Axa IM cherche à repartir de l’avant après l’affaire Rosenberg
Axa Investment Managers (IM) entend tourner la page des problèmes d’Axa Rosenberg, sa filiale américaine spécialisée sur la gestion quantitative. En dépit des difficultés survenues à la suite de révélation en avril d’erreurs sur son système de gestion des risques, «Axa Rosenberg a vocation à rester dans Axa IM. Cela est pertinent, notre volonté étant de proposer une large palette de styles de gestion à nos investisseurs», explique Dominique Carrel-Billiard, directeur général d’Axa IM. Le pôle, qui détenait 75% d’Axa Rosenberg, a finalisé début novembre l’acquisition à 100% de la filiale.
«Axa IM (qui gérait à fin septembre 522 milliards d’euros) va réaliser une très belle année 2010, avec une collecte nette très fortement positive hors Axa Rosenberg, mais sera globalement en décollecte nette du fait de la filiale. Axa Rosenberg devrait enregistrer une décollecte de quelque 30 milliards d’euros, portant ses encours à 24 milliards», souligne Dominique Carrel-Billiard, qui estime que les difficultés de sa filiale américaine devraient commencer à s’estomper dès 2011.
La recherche de synergies entre Axa IM et Axa Rosenberg a d’ailleurs été lancée. «Il y avait une forte complémentarité géographique de nos forces de vente et nous avons mutualisé notre distribution. Les chantiers pour 2011 porteront sur les fonctions support, à l’image de l’infrastructure réseau», souligne Dominique Carrel-Billiard.
Axa IM entend par ailleurs mettre la priorité sur l’enrichissement de sa gamme de produits core (de fonds de portefeuille). «Notre force est d’avoir une gamme fournie et en pointe sur les produits satellite tels que le high yield. Nous souhaitons mettre l’accent sur les produits obligataires et actions avec un approfondissement de notre gamme et de notre pénétration de marché», indique le dirigeant.
Alors qu’Axa IM entend accroître sa part de marché mondiale, de l’ordre de 1% actuellement contre 3% pour les plus gros acteurs, «nous regardons constamment des opportunités de croissance externe, non transformantes », indique le dirigeant.

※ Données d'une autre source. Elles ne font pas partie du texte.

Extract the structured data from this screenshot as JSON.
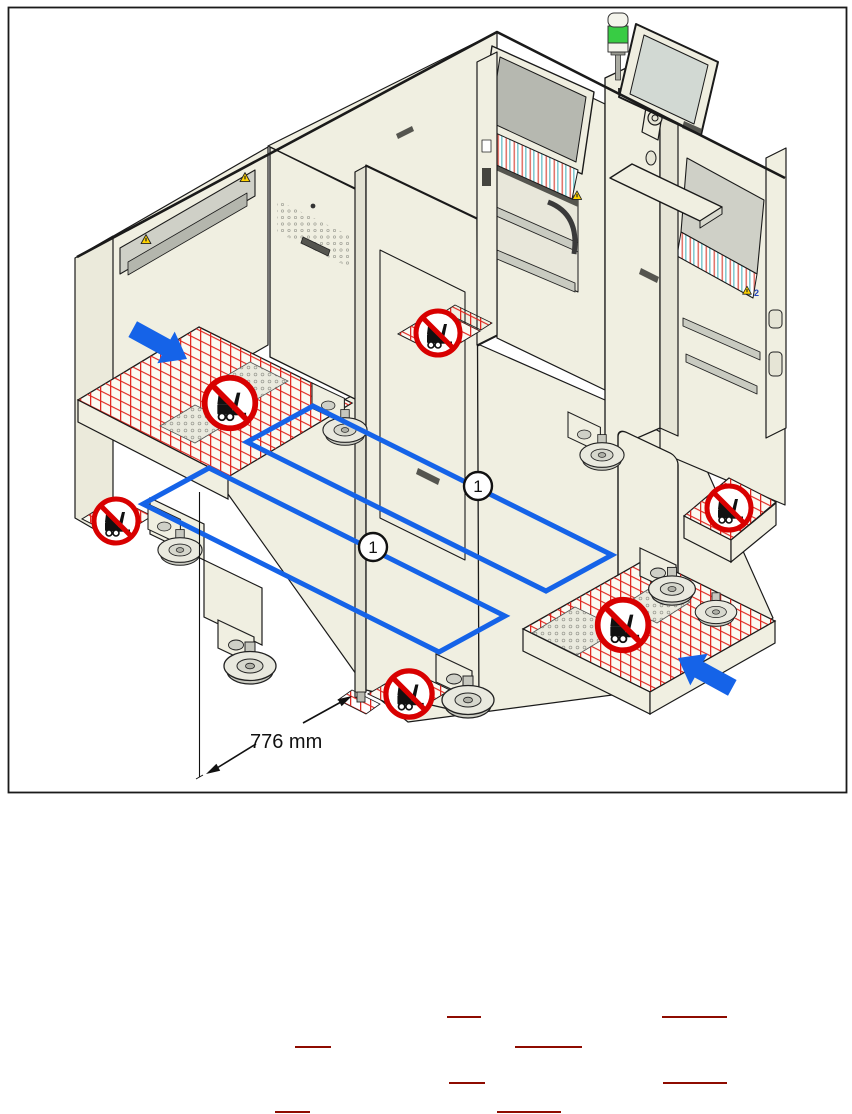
{
  "figure": {
    "type": "machine-transport-diagram",
    "dimension_label": "776 mm",
    "callouts": [
      "1",
      "1"
    ],
    "feeder_badge": "2",
    "icons": [
      "forklift-prohibited-icon",
      "warning-triangle-icon",
      "signal-tower-icon",
      "monitor-icon",
      "direction-arrow-icon",
      "caster-foot-icon"
    ],
    "colors": {
      "machine_body": "#F0EFE1",
      "machine_shade": "#E4E3D4",
      "panel_gray": "#CFD0C7",
      "screen_gray": "#B6B8B0",
      "accent_blue": "#1563E8",
      "hazard_red": "#E0251E",
      "prohibition_red": "#D80000",
      "warning_yellow": "#FFD200",
      "lamp_green": "#38CC44",
      "frame_border": "#1A1A1A"
    }
  },
  "footer": {
    "underline_color": "#8E0B00",
    "underlines": [
      {
        "x": 447,
        "y": 1016,
        "w": 34
      },
      {
        "x": 662,
        "y": 1016,
        "w": 65
      },
      {
        "x": 295,
        "y": 1046,
        "w": 36
      },
      {
        "x": 515,
        "y": 1046,
        "w": 67
      },
      {
        "x": 449,
        "y": 1082,
        "w": 36
      },
      {
        "x": 663,
        "y": 1082,
        "w": 64
      },
      {
        "x": 275,
        "y": 1111,
        "w": 35
      },
      {
        "x": 497,
        "y": 1111,
        "w": 64
      }
    ]
  }
}
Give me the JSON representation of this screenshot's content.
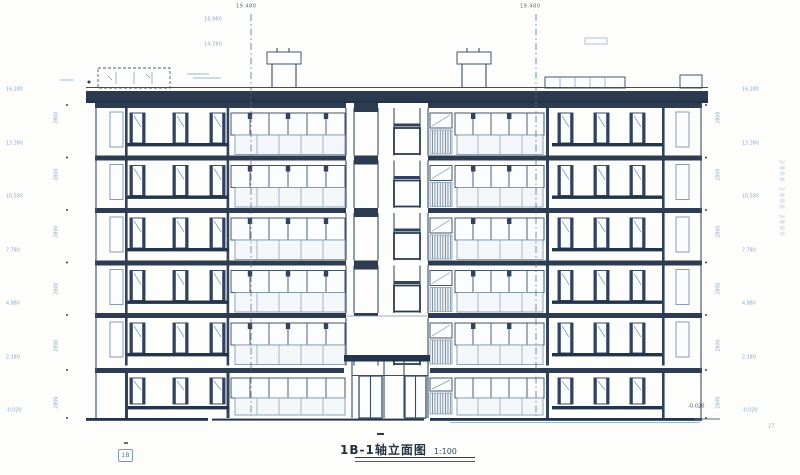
{
  "colors": {
    "ink": "#3a4d66",
    "heavy_band": "#2d3c51",
    "faint_blue": "#92abc7",
    "paper": "#fdfdfb"
  },
  "header": {
    "axis_label_left": "19.480",
    "axis_label_right": "19.480",
    "roof_note_top": "16.980",
    "roof_note_bottom": "14.780"
  },
  "dimensions": {
    "left": {
      "elevations": [
        "16.180",
        "13.380",
        "10.580",
        "7.780",
        "4.980",
        "2.180",
        "-0.020"
      ],
      "heights": [
        "2800",
        "2800",
        "2800",
        "2800",
        "2800",
        "2800"
      ]
    },
    "right": {
      "elevations": [
        "16.180",
        "13.380",
        "10.580",
        "7.780",
        "4.980",
        "2.180",
        "-0.020"
      ],
      "heights": [
        "2800",
        "2800",
        "2800",
        "2800",
        "2800",
        "2800"
      ]
    },
    "right_margin_column": "2800 2800 2800"
  },
  "footer": {
    "title": "1B-1轴立面图",
    "scale": "1:100",
    "axis_bubble": "1B",
    "base_elevation": "-0.020",
    "corner_note": "27"
  }
}
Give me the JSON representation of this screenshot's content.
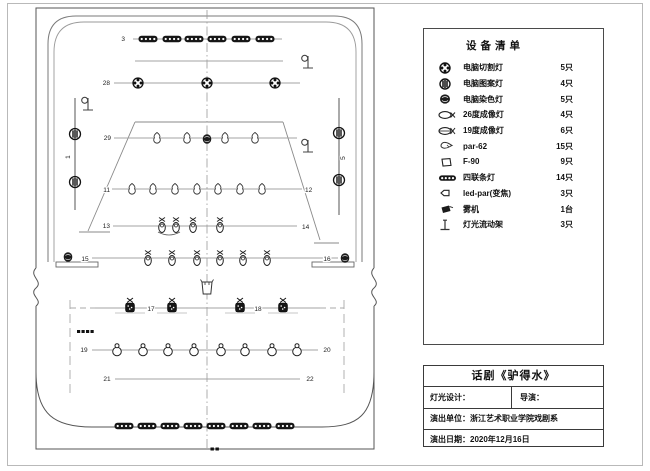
{
  "legend": {
    "title": "设备清单",
    "items": [
      {
        "icon": "moving-cut-light",
        "name": "电脑切割灯",
        "qty": "5只"
      },
      {
        "icon": "moving-pattern-light",
        "name": "电脑图案灯",
        "qty": "4只"
      },
      {
        "icon": "moving-wash-light",
        "name": "电脑染色灯",
        "qty": "5只"
      },
      {
        "icon": "profile-26",
        "name": "26度成像灯",
        "qty": "4只"
      },
      {
        "icon": "profile-19",
        "name": "19度成像灯",
        "qty": "6只"
      },
      {
        "icon": "par-62",
        "name": "par-62",
        "qty": "15只"
      },
      {
        "icon": "f-90",
        "name": "F-90",
        "qty": "9只"
      },
      {
        "icon": "strip-light",
        "name": "四联条灯",
        "qty": "14只"
      },
      {
        "icon": "led-par",
        "name": "led-par(变焦)",
        "qty": "3只"
      },
      {
        "icon": "fog-machine",
        "name": "雾机",
        "qty": "1台"
      },
      {
        "icon": "light-stand",
        "name": "灯光流动架",
        "qty": "3只"
      }
    ]
  },
  "title_block": {
    "title": "话剧《驴得水》",
    "lighting_design_label": "灯光设计：",
    "director_label": "导演：",
    "unit_label": "演出单位：浙江艺术职业学院戏剧系",
    "date_label": "演出日期：2020年12月16日"
  },
  "plot": {
    "rows": [
      {
        "id": "pipe-3",
        "label": "3",
        "lx": 125,
        "ly": 41,
        "line": [
          133,
          39,
          282,
          39
        ],
        "type": "strip",
        "y": 39,
        "xs": [
          148,
          172,
          194,
          217,
          241,
          265
        ]
      },
      {
        "id": "batten",
        "label": "",
        "line": [
          135,
          61,
          283,
          61
        ],
        "type": "none",
        "xs": []
      },
      {
        "id": "pipe-28",
        "label": "28",
        "lx": 110,
        "ly": 85,
        "line": [
          114,
          83,
          300,
          83
        ],
        "type": "moving-cut",
        "y": 83,
        "xs": [
          138,
          207,
          275
        ]
      },
      {
        "id": "pipe-29",
        "label": "29",
        "lx": 111,
        "ly": 140,
        "line": [
          114,
          138,
          297,
          138
        ],
        "type": "par",
        "y": 138,
        "xs": [
          157,
          187,
          225,
          255
        ],
        "extra": {
          "type": "wash",
          "x": 207,
          "y": 139
        }
      },
      {
        "id": "pipe-11",
        "label": "11",
        "lx": 110,
        "ly": 192,
        "label2": "12",
        "l2x": 305,
        "l2y": 192,
        "line": [
          112,
          189,
          302,
          189
        ],
        "type": "par",
        "y": 189,
        "xs": [
          132,
          153,
          175,
          197,
          218,
          240,
          262
        ]
      },
      {
        "id": "pipe-13",
        "label": "13",
        "lx": 110,
        "ly": 228,
        "label2": "14",
        "l2x": 302,
        "l2y": 229,
        "line": [
          113,
          226,
          297,
          226
        ],
        "type": "profile",
        "y": 227,
        "xs": [
          162,
          176,
          193,
          220
        ],
        "pairArc": [
          158,
          232,
          180,
          232
        ]
      },
      {
        "id": "pipe-15",
        "label": "15",
        "lxm": 85,
        "ly": 261,
        "label2": "16",
        "l2xm": 327,
        "l2y": 261,
        "line": [
          92,
          258,
          338,
          258
        ],
        "type": "profile",
        "y": 260,
        "xs": [
          148,
          172,
          197,
          220,
          243,
          267
        ],
        "washes": [
          [
            68,
            257
          ],
          [
            345,
            258
          ]
        ]
      },
      {
        "id": "row-17",
        "label": "17",
        "lxm": 151,
        "ly": 311,
        "label2": "18",
        "l2xm": 258,
        "l2y": 311,
        "line": [
          95,
          308,
          320,
          308
        ],
        "type": "led-par",
        "y": 307,
        "xs": [
          130,
          172,
          240,
          283
        ]
      },
      {
        "id": "row-19",
        "label": "19",
        "lxm": 84,
        "ly": 352,
        "label2": "20",
        "l2xm": 327,
        "l2y": 352,
        "line": [
          92,
          350,
          318,
          350
        ],
        "type": "f-90",
        "y": 350,
        "xs": [
          117,
          143,
          168,
          194,
          221,
          245,
          272,
          297
        ]
      },
      {
        "id": "row-21",
        "label": "21",
        "lxm": 107,
        "ly": 381,
        "label2": "22",
        "l2xm": 310,
        "l2y": 381,
        "line": [
          115,
          379,
          300,
          379
        ],
        "type": "none",
        "xs": []
      },
      {
        "id": "strip-bottom",
        "label": "",
        "line": [],
        "type": "strip",
        "y": 426,
        "xs": [
          124,
          147,
          170,
          193,
          216,
          239,
          262,
          285
        ]
      }
    ],
    "booms": [
      {
        "label": "1",
        "x": 75,
        "y1": 98,
        "y2": 210,
        "lights": [
          134,
          182
        ],
        "tx": 70,
        "ty": 157
      },
      {
        "label": "5",
        "x": 339,
        "y1": 98,
        "y2": 215,
        "lights": [
          133,
          180
        ],
        "tx": 345,
        "ty": 158
      }
    ],
    "stands": [
      [
        88,
        108
      ],
      [
        308,
        66
      ],
      [
        308,
        150
      ]
    ],
    "fog": [
      207,
      288
    ]
  }
}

Plusieurs mouvements sont parallèlement intervenus au sein des équipes, avec la démission la semaine passée de William Ricks, directeur des investissements d’Axa Rosenberg. Axa IM a par ailleurs remplacé en octobre l’équipe produits émergents d’Axa Framlington (gestion actions discrétionnaire) et mis en place une équipe de sept personnes sur les produits global equity.